2. Need assessment: This is the critical step to prepare for the equity plan where the factors affecting the education of this group of children were evaluated with the involvement of the community members, teachers, civil society, etc.
3. Strategising for the addressing gaps: Since there are multiple interwoven factors that cause the un-equitable condition in this scenario, the strategy was called to have a set of multi-dimensional activities.
4. Project-based proposal: Development of a project-based strategy enables the RMSA to call for an evidence-based and outcome-oriented strategy.
- Integrated education for disabled children (IEDC):
Inclusive education have been highlighted to bring about expansion in terms of meeting/catering to the needs of the mentally and physically disadvantaged children. This schemes continues to be a separate centrally sponsored scheme. It includes several components for convergence with integrated child development services for early interventions, Sarva Shiksha Abhiyan (SSA) for the particular group at the elementary level, and special schools.

== Funding method ==
The Ministry of Human Resource Development directly provides funds to the state governments. Each state government then releases the funds to the approved implementing agencies or institutions. During the XI Five Year Plan the central government provided 75% of the total fund for each state, while 25% was borne by the state as matching share.
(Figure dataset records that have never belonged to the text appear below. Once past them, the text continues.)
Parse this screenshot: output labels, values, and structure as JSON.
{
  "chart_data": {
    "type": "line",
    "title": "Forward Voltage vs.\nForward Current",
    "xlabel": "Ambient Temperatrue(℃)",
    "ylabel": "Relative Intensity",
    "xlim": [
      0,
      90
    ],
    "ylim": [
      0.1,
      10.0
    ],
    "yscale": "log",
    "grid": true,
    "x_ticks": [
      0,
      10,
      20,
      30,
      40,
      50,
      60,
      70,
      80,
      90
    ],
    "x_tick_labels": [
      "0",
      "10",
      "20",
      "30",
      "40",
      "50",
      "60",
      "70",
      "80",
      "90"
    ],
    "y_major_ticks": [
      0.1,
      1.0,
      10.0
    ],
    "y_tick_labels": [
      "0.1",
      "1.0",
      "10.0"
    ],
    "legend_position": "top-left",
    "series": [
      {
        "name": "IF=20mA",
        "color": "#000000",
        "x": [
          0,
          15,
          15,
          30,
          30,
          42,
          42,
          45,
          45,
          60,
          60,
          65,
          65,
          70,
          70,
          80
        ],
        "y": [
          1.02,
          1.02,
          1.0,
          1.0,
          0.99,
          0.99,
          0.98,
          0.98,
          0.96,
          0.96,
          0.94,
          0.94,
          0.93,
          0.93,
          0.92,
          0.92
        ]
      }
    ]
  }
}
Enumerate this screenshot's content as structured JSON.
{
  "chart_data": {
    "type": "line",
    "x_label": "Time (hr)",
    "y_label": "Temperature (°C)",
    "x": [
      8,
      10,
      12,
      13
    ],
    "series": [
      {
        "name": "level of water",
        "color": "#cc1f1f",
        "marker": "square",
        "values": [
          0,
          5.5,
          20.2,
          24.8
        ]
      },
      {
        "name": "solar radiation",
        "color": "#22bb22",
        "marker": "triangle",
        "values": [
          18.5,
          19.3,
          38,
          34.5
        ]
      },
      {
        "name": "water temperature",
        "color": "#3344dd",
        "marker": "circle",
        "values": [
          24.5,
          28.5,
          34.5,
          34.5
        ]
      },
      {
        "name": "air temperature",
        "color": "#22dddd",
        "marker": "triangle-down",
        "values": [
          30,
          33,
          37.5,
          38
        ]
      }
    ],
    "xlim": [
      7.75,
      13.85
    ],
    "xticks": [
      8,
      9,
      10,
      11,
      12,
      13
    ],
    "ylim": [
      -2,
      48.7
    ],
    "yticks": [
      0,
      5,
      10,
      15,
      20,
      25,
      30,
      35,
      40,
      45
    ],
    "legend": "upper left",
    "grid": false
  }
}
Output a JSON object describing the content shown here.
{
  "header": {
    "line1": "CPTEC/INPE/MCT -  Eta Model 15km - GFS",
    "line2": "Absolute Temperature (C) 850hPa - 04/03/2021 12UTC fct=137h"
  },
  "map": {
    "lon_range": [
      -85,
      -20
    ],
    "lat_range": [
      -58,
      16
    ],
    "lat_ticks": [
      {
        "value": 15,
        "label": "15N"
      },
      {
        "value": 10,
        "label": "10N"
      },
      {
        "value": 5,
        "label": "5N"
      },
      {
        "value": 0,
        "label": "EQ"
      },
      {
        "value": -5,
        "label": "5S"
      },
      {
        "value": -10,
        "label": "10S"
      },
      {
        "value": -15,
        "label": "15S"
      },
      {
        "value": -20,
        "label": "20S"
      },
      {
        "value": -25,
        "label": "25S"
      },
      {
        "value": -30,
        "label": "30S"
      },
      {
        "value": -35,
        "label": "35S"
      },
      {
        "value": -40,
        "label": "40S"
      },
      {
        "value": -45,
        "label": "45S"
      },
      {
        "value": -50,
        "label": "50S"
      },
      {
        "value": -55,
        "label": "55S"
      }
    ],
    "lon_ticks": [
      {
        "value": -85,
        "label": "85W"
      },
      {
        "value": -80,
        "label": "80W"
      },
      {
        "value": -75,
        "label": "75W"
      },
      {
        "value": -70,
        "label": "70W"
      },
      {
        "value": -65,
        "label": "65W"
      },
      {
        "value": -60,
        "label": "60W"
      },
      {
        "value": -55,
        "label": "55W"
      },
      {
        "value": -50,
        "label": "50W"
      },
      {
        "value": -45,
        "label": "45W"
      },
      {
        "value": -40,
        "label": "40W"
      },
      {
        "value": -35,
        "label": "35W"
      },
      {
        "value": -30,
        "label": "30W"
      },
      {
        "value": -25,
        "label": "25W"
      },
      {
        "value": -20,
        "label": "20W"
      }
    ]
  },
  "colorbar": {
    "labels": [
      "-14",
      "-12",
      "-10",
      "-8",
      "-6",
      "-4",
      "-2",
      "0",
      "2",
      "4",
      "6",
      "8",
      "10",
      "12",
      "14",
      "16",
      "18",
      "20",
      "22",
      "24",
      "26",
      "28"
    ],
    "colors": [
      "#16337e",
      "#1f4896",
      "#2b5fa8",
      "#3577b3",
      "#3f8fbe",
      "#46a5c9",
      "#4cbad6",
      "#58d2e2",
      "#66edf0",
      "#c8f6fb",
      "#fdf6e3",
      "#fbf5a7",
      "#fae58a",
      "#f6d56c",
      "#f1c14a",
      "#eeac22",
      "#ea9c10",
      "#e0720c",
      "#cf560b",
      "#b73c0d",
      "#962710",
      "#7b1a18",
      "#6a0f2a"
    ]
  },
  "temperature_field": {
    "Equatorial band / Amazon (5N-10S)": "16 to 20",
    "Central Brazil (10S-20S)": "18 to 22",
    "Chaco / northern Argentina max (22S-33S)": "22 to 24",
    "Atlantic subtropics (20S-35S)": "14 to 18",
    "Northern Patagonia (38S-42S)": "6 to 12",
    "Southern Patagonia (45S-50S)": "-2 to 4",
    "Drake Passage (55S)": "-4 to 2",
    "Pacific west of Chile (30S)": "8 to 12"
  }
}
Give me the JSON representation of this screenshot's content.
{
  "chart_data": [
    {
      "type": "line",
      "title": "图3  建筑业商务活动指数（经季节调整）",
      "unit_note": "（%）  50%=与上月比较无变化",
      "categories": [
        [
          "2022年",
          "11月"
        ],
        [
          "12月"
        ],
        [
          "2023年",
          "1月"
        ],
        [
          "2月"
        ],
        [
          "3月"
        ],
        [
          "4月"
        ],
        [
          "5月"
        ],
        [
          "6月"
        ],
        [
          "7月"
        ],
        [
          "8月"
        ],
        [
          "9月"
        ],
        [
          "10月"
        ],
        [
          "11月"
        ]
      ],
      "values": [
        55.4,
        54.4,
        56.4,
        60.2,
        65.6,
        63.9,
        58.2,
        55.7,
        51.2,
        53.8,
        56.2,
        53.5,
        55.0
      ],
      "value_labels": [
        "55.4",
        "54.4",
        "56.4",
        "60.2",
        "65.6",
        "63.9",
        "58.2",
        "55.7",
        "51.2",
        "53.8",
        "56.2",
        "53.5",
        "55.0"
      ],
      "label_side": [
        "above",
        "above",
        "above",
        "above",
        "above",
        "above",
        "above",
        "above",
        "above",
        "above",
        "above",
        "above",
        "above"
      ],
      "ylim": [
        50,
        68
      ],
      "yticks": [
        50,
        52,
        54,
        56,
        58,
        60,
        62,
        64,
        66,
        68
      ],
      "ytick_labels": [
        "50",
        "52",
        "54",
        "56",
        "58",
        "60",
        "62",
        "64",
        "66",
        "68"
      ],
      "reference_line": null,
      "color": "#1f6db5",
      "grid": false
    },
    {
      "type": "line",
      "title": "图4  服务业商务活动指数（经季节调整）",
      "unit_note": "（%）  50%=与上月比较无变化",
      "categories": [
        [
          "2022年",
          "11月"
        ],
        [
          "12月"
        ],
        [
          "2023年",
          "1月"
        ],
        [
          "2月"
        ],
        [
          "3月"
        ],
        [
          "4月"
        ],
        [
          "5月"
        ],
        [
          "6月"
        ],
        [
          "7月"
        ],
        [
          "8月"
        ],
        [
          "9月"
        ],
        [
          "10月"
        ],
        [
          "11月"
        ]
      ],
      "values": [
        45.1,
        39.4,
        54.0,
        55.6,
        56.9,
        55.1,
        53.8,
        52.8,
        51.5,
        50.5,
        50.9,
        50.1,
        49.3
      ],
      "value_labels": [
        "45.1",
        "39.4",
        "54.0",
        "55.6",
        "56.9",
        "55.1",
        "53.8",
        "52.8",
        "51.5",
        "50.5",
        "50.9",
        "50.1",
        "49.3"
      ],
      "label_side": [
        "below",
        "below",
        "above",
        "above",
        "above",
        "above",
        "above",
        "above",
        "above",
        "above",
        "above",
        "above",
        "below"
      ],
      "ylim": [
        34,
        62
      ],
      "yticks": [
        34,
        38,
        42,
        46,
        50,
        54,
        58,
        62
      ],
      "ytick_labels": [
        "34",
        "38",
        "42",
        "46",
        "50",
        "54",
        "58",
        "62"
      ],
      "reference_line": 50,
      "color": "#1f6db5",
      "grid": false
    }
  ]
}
However, in the remote northeastern states and Sikkim the matching share was waived to 10%.

==Achievements==
Achievements of RMSA listed in its 2015-2016 report include:
- 11,577 new secondary schools approved; 10,082 functional
- 52,750 additional classrooms approved; 20,839 completed; 16,774 in progress
- 25,948 science laboratories approved; 10,107 completed, 8,532 in progress
- 21,864 computer rooms approved; 6,920 completed, 6,297 in progress
- 27,428 libraries approved; 10,133 completed, 8,929 in progress
- 31,453 art and craft rooms approved; 12,062 completed, 9,686 in progress
- 12,327 drinking water facilities approved; 7,096 completed, 2,507 in progress
- 5,408 teachers' quarters approved; 623 completed, 509 in progress
- 2,975 major repairs approved; 1,313 completed, 271 in progress

== Progress ==
There is a rise in demand for secondary education, but, despite an increase in the number of schools, their geographic distribution is uneven. The gender gap has narrowed. In the Tenth Plan the focus is on quality education at all levels.

== Disintegration ==
In 2018, Rashtriya Madhyamik Shiksha Abhiyan along with Sarva Shiksha Abhiyan and Centrally Sponsored Scheme on Teacher Education (CSSTE) was disintegrated to form Samagra Shiksha Abhiyan.